Try breaking the mold (see what we did there?) by hanging a piece of large wall art so that it spills out over the moulding. This not only creates some unique visual interest, it brings the effortless, modern Parisian chic vibe (which is a really good thing).

Designer Tip: If a large-scale painting is out of your budget, consider a set of two or three smaller pieces, for a more affordable alternative.

large wall art

Lean It or Prop It

For an eclectic approach to decorating with oversized wall art, prop a large piece on the floor against a wall. Propping wall art lends a sculptural feel to any space. Art hung on the wall just can’t match that.

Choose a piece in black and white to add high-contrast drama in a space.

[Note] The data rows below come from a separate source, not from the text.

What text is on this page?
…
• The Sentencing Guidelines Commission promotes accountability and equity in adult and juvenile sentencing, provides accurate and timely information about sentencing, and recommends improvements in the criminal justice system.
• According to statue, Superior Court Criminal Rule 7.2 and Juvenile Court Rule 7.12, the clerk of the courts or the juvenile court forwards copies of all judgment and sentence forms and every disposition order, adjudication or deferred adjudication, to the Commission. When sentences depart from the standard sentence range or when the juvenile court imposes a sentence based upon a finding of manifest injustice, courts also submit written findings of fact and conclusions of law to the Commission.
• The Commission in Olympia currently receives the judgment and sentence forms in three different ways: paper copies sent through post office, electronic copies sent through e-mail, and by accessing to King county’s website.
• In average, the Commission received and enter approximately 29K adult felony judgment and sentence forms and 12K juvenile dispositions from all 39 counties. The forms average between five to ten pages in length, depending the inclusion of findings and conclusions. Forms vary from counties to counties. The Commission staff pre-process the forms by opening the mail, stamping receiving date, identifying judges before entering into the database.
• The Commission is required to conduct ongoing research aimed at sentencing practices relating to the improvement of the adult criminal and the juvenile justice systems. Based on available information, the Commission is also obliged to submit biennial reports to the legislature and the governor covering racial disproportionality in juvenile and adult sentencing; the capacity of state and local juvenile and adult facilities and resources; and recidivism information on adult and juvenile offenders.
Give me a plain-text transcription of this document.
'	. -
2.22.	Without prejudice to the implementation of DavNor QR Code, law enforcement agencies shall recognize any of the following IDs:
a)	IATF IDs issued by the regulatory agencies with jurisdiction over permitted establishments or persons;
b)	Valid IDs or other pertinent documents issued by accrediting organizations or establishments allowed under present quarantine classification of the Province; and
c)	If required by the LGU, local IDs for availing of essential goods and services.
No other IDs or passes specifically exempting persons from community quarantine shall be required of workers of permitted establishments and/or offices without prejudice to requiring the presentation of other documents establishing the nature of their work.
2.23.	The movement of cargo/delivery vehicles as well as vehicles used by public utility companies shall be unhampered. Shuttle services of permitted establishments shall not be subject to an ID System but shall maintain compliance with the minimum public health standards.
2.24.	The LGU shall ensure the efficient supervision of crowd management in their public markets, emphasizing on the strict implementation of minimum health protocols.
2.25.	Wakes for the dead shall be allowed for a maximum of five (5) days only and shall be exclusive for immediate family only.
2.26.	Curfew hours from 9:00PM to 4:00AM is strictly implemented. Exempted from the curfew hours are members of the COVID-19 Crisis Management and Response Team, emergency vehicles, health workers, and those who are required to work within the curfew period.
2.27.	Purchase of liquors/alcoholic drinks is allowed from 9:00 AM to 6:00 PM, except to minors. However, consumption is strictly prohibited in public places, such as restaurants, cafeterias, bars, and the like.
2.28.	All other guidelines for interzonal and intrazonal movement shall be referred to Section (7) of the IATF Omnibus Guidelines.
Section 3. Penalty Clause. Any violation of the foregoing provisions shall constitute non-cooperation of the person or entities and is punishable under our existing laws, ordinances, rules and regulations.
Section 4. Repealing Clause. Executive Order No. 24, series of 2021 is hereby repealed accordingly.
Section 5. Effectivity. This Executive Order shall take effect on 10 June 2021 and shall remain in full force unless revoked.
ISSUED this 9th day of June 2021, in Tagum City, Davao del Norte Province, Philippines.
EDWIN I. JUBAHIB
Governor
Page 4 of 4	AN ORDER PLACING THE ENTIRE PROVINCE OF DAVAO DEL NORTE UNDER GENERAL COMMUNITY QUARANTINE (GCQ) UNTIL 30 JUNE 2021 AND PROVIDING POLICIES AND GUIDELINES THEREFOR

Designer Tip: While homes with young kids and dogs might not fare well, this is a great option for renters who don’t want to deal with patching up nail holes in their walls.

Pin Up a Paper Wall Mural

Sitting at the crossroads between wallpaper and wall art, a large-scale paper mural can be the trendy sweet spot you’ve been looking for.

They are easy to hang, easy to move, and easier on the wallet as they don’t require framing (which, when it comes to large wall art, can cost more than the art itself!).

Try the large wall art trend in your space!